On the vision of Barn Owls

Humans are not so different from birds as you may think”:
Yoram Gutfreund, neuroscientist at Technion Israel Institute of Technology.

A new study   shows that Barn Owl use “higher level processing” in visual perception (as do humans and chimpanzees, although in a different part of the brain). I thought this worth sharing after other discussions on the similarity of owl vision to human vision.

Yoram Gutfreund is speaking about visual perception in the above quote; however, it sums up other recent findings about animals and how they perceive the world more broadly, including the concept of animal cognition. I find humans to be extremely resistant to any notions of comparability with animals, even despite, for example, the growing body of evidence regarding the intellectual abilities of “bird brains” and increasingly convincing evidence of “theory of mind” in animals (once perceived as a uniquely human trait and still vehemently denied by some who cling to the notion of human superiority). I think this is why this type of study and this finding, which seems somewhat "obvious" perhaps, is new and previously little investigated.

To illustrate this post, I am sharing my photo of three immature Barn Owls (Tyto alba tuidara) exploring their world in a rural yard in southeastern Brazil.
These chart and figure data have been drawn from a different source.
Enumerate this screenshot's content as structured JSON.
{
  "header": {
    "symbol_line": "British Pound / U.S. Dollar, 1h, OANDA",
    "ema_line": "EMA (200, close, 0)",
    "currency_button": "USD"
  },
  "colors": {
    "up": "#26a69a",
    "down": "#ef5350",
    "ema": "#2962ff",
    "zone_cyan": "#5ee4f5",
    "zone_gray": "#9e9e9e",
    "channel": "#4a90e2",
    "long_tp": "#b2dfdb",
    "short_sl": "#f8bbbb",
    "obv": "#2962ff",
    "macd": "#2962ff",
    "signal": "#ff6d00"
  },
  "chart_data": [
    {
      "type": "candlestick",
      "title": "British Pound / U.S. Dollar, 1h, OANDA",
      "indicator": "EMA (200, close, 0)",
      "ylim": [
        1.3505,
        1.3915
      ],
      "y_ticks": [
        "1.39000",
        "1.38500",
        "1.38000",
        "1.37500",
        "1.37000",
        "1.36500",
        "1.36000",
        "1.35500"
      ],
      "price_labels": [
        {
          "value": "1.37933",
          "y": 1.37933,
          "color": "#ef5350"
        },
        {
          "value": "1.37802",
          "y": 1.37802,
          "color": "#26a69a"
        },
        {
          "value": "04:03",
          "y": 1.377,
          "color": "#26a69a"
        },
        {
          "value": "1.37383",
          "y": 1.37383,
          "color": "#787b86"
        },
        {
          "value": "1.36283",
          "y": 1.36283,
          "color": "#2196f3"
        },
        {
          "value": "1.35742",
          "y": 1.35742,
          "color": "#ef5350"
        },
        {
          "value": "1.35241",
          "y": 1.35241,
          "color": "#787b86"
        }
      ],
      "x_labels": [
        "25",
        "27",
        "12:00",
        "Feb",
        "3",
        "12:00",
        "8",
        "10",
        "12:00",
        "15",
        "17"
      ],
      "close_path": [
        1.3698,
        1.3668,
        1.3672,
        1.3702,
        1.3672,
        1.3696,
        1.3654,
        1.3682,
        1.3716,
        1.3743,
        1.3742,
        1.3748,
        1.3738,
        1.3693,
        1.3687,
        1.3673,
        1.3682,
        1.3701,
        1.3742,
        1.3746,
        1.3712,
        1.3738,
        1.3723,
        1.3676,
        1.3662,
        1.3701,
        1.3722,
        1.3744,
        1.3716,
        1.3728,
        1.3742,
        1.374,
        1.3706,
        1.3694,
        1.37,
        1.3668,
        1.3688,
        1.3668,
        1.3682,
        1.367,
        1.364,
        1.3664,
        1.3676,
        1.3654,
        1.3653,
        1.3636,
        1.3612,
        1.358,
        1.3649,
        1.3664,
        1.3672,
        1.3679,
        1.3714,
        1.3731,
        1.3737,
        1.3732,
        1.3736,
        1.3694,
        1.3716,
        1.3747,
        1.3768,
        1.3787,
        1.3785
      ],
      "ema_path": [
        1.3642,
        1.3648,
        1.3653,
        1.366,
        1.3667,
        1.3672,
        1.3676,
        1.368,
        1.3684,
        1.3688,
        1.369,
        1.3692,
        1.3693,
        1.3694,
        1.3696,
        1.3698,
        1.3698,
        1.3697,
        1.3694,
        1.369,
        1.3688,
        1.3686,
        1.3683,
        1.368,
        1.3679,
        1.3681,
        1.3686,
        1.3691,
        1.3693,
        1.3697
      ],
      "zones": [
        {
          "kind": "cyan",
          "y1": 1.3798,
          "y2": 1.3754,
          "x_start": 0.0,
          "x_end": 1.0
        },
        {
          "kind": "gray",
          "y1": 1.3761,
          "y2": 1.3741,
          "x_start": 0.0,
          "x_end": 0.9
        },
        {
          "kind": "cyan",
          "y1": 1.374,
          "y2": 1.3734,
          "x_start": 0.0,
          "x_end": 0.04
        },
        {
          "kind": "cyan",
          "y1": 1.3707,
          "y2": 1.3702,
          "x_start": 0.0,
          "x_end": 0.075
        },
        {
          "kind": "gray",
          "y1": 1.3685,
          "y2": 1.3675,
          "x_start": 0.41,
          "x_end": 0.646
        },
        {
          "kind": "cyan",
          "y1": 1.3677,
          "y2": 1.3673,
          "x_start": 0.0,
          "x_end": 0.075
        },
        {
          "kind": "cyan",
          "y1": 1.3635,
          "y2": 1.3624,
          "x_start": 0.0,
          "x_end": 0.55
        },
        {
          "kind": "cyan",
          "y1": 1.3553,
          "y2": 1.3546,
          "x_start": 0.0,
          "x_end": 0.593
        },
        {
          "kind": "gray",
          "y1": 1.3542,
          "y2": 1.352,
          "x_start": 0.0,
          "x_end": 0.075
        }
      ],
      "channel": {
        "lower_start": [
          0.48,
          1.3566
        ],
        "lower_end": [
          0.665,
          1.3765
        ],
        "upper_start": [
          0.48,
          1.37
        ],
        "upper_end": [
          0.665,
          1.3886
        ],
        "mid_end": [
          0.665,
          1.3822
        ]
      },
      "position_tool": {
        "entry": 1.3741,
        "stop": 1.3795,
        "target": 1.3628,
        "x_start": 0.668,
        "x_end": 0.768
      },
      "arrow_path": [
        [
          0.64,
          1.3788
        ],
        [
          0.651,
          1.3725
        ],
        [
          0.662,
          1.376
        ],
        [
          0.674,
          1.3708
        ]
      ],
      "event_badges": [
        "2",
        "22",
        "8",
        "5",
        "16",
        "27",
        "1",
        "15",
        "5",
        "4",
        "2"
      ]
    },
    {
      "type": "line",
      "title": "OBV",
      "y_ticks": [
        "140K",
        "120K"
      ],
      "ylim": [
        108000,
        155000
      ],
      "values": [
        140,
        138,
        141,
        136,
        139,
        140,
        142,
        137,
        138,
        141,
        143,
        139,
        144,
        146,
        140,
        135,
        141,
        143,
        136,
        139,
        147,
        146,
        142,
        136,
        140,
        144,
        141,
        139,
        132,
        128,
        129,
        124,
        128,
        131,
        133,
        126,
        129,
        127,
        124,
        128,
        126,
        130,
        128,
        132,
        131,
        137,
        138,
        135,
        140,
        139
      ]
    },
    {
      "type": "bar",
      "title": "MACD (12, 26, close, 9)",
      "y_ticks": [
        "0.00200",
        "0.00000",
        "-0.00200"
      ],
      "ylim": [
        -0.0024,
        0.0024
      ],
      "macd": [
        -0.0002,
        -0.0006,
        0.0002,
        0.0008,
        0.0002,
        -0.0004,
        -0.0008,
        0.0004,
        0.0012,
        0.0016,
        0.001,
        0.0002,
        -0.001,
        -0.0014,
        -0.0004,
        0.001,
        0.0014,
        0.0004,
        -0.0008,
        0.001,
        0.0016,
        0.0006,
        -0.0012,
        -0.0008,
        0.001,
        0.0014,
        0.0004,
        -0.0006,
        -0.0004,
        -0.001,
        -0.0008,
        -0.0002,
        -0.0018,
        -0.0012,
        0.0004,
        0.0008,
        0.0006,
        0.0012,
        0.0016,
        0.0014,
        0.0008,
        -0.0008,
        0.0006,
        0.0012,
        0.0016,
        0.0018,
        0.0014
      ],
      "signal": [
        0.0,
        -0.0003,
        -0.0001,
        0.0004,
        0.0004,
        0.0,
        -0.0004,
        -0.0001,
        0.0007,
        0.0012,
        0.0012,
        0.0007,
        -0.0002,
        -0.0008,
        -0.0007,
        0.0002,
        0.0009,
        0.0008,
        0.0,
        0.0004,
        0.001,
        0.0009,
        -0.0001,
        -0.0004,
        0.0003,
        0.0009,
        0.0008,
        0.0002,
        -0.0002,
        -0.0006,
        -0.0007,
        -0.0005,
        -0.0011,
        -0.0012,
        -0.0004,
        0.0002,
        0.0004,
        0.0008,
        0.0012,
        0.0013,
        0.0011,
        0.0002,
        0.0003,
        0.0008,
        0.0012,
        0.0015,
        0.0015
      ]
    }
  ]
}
This photo was taken shortly after dusk using the existing lights of the farmyard and a single flash bounced off the building and underexposed (i.e. weak and indirect lighting). We found the owls by chance by their calls and we left the area quickly to allow the parents to feed them uninhibited but I was delighted to meet the welcoming homeowner and to learn that he appreciated having the owls around (as Barn Owls are not welcome everywhere - see other posts with the label "owls" for more on that topic).